By Sergio | Shadow and Act February 3, 2014 at 6:24PM
Thank God for Samuel L. Jackson. He’s one of the few big movie actors today who is always quotable. He always has something interesting to say - whether you agree with him or not. This time it’s about racism and Hollywood.
In an interview in the International Business Times over the weekend, Jackson said that Hollywood, by and large, still avoids dealing with racism and that 12 Years A Slave is a perfect example of that.
According to Jackson, the only reason why the film got made was because director Steve McQueen is British and not African-American, implying, I assume, that his take on slavery would be “safer” in a manner of speaking.
As Jackson said: "I would think that if an African-American director went into a studio and pitched that particular film, they would be like: 'No, no, no.' It is a film about African-Americans – a dark period of history that they don't like to explore in that particular way."
He further added that: "Look, I'm glad 12 Years got made and it's wonderful that people are seeing it and there is another view of what happened in America. But I'm not real sure why Steve McQueen wanted to tackle that particular sort of thing."

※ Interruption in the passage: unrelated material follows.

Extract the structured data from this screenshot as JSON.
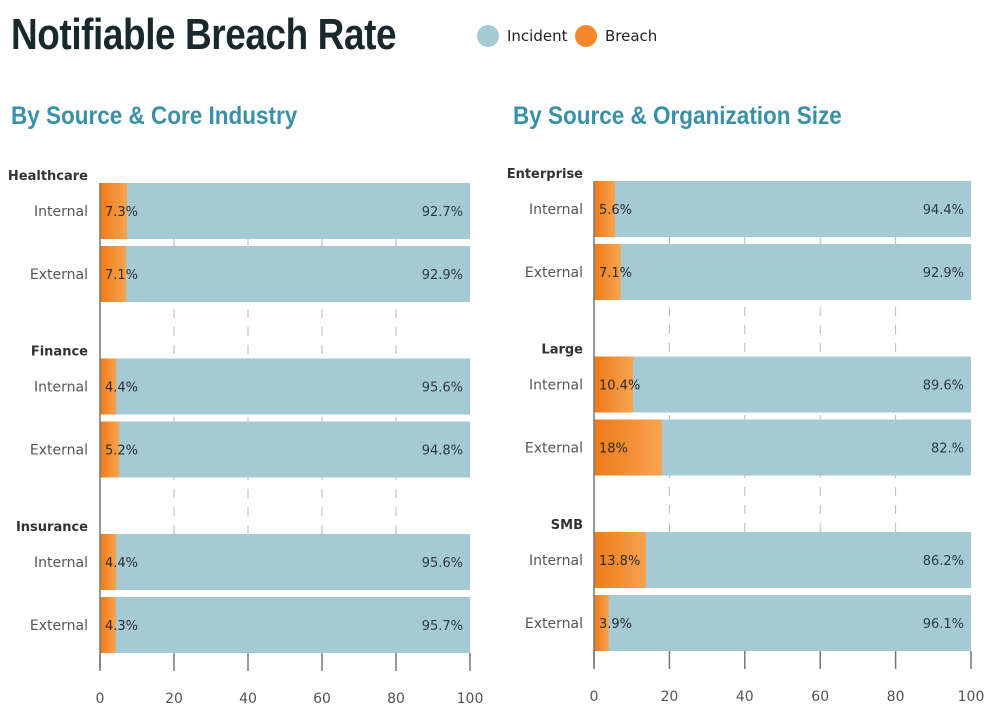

I should, at this point, add that personally I’ve always thought and have said that the fact that McQueen was not African-American made him more likely to make a film about slavery, since I hold that African-Americans are still too psychologically shell-shocked, and therefore African American directors too, in dealing with the subject. But then that’s me (Charles Burnett's Nightjohn and Gordon Parks' Solomon Northup's Odyessy, the original 12 Years A Slave, being a few exceptions).
Jackson went on to say that a film such as Fruitvale Station is more honest and “braver” than 12 Years was, in dealing with the subject of race in America:
"It explains things like the shooting of Trayvon Martin, the problems with stop and search, and is just more poignant. America is much more willing to acknowledge what happened in the past: 'We freed the slaves! It's all good!' But to say: 'We are still unnecessarily killing black men' – let's have a conversation about that."
So what do you say. Do you agree with Jackson, or is he talking nonsense?